Dans l’actuel mouvement metoo, le droit se cuissage est évoqué comme une réalité historique, mais aussi comme un principe immanent d’une société inégalitaire.
Tarte à la crème des récits moyenâgeux, pointant du doigt les excès du système féodal, le droit de cuissage est depuis longtemps remisé par les historiens au rayon des fables… mais sa survivance dans les esprits peut cacher autre chose.
Plus de deux millions de français sont allés s’esclaffer au cinéma lors de la sortie de ”Promotion canapé”, film gentillet, satyre des mœurs supposées d’une administration de la République…
Ce film a basé son succès sur la vague ”politiquement correcte” de la dénonciation des harcèlements sexuels. Et à cette occasion, de doctes commentateurs ont établi une relation immédiate avec le droit de cuissage des seigneurs, sur les futures épouses de leurs sujets…
Au-delà du droit de cuissage, sont évoqués parallèlement d’autres excès de la caste nobiliaire, comme le ”droit de ravage” (pratique d’une chasse à courre à grand spectacle dans les cultures, anéantissant les récoltes) ou le droit de ”faire battre marais” par la populace, afin de faire cesser les coassements des grenouilles…
Ces pratiques des castes supérieurs, sur quelle base historique reposent-elles vraiment ?
Si les parchemins enluminés, on s’en doute, n’évoquent rien de ces pratiques, l’invention de l’imprimerie et la floraison des récits et chroniques aux XVIe et XVIIe siècle n’apportent guère plus de témoignages. Ce sont plutôt des périphrases de type ” Il paraît que dans certaines provinces…”, comme on a pu en trouver dans ”les Essais de Montaigne”.

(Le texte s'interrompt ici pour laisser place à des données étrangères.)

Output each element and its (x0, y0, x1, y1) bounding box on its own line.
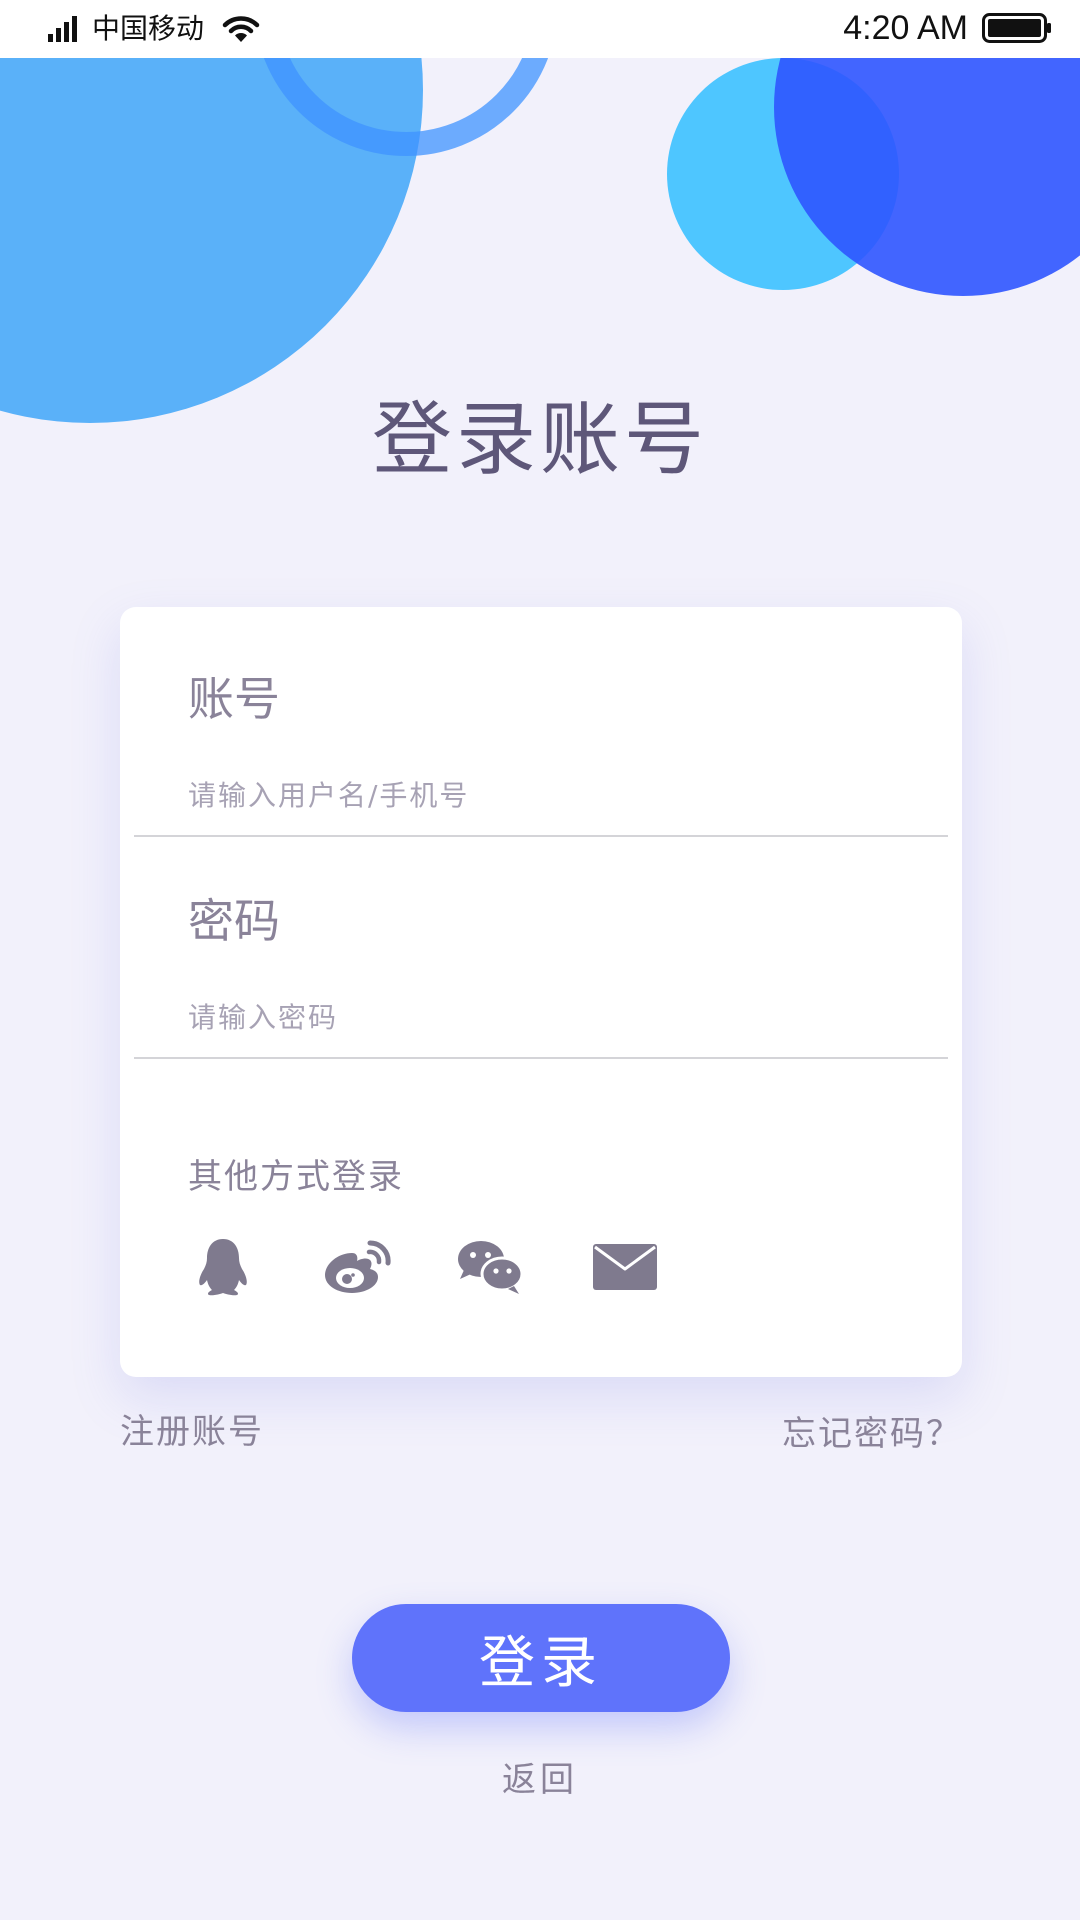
wifi-icon (222, 16, 260, 42)
weibo-icon (325, 1240, 391, 1293)
wechat-icon (458, 1241, 524, 1294)
qq-icon (199, 1239, 247, 1296)
email-login-button[interactable] (590, 1237, 660, 1297)
social-login-row (188, 1237, 724, 1297)
qq-login-button[interactable] (188, 1237, 258, 1297)
page-title: 登录账号 (372, 393, 708, 486)
weibo-login-button[interactable] (322, 1237, 392, 1297)
wechat-login-button[interactable] (456, 1237, 526, 1297)
decor-large-circle (0, 0, 423, 423)
password-label: 密码 (188, 894, 280, 948)
clock-time: 4:20 AM (843, 9, 968, 47)
login-card: 账号 密码 其他方式登录 (120, 607, 962, 1377)
cellular-signal-icon (48, 16, 77, 42)
account-label: 账号 (188, 672, 280, 726)
register-link[interactable]: 注册账号 (120, 1410, 264, 1454)
status-left: 中国移动 (48, 10, 260, 48)
status-right: 4:20 AM (843, 8, 1052, 48)
password-input[interactable] (188, 995, 868, 1039)
email-icon (593, 1244, 657, 1290)
account-input[interactable] (188, 773, 868, 817)
account-divider (134, 835, 948, 837)
password-divider (134, 1057, 948, 1059)
other-login-label: 其他方式登录 (188, 1157, 404, 1197)
back-link[interactable]: 返回 (0, 1758, 1080, 1802)
battery-icon (982, 13, 1051, 43)
carrier-name: 中国移动 (92, 12, 205, 45)
status-bar: 中国移动 4:20 AM (0, 0, 1080, 58)
login-button[interactable]: 登录 (352, 1604, 730, 1712)
forgot-password-link[interactable]: 忘记密码？ (782, 1412, 962, 1456)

C’est avec l’engouement pré-révolutionnaire, que l’expression ”droit de cuissage” apparaît, d’un seul coup, dans de nombreux écrits, pamphlets et pièces de théâtre.
L’exemple le plus fameux, et sans doute le plus déterminant pour imposer ce concept, est celui du ”Mariage de Figaro”. La longue censure du ”Mariage”, jusqu’à ce que l’opinion publique impose sa représentation, cinq ans avant la prise de la Bastille, a achevé de donner à Beaumarchais son titre de combattant de la liberté.
De fait, l’argumentation de la pièce est dans le droit-fil des revendications politiques et sociales de l’époque :
Un aristocrate, le Comte Almaviva, après avoir accordé libéralités et émancipation à ses sujets lors du mariage prochain entre deux d’entre eux, Figaro et Marianne, tente de séduire cette dernière et de précéder Figaro, avec promesse d’argent à la clé.
Et il faudra mille ruses, et la complicité de la comtesse délaissée, pour parvenir à un final plein de joie et de promesses. ”
Par le sort de la naissance / l’un est roi, l’autre berger / le hasard fit leur distance / l’esprit seul peut tout changer…
Pourtant, peut-on parler de droit de cuissage ? On a affaire à un despote libidineux, qui après un mariage et une carrière de libertin, entend se ressourcer ses sens érotiques dans sa demeure : Suzanne la camériste est le premier personnage d’une longue lignée qui fera florès au siècle suivant, la bonne qui séduit son maître. On est en pleine tentative d’amours ancillaires, et non dans l’application du droit de cuissage…
D’autant qu’Almaviva propose en secret une dot à Suzanne pour le prix de sa compréhension… en quelque sorte de l’amour tarifé…
Mais le mot ” droit de cuissage” était lâché, il allait faire son chemin…
Certes, pour les révolutionnaires de l’An II, les ennemis aux frontières et les complots de cabinets noirs étaient plus importants qu’une coutume éthérée, et le Code Napoléon, par sa rigueur et son intelligence, eu tôt fait de larguer dans l’oubli ce pourtant fameux droit de cuissage.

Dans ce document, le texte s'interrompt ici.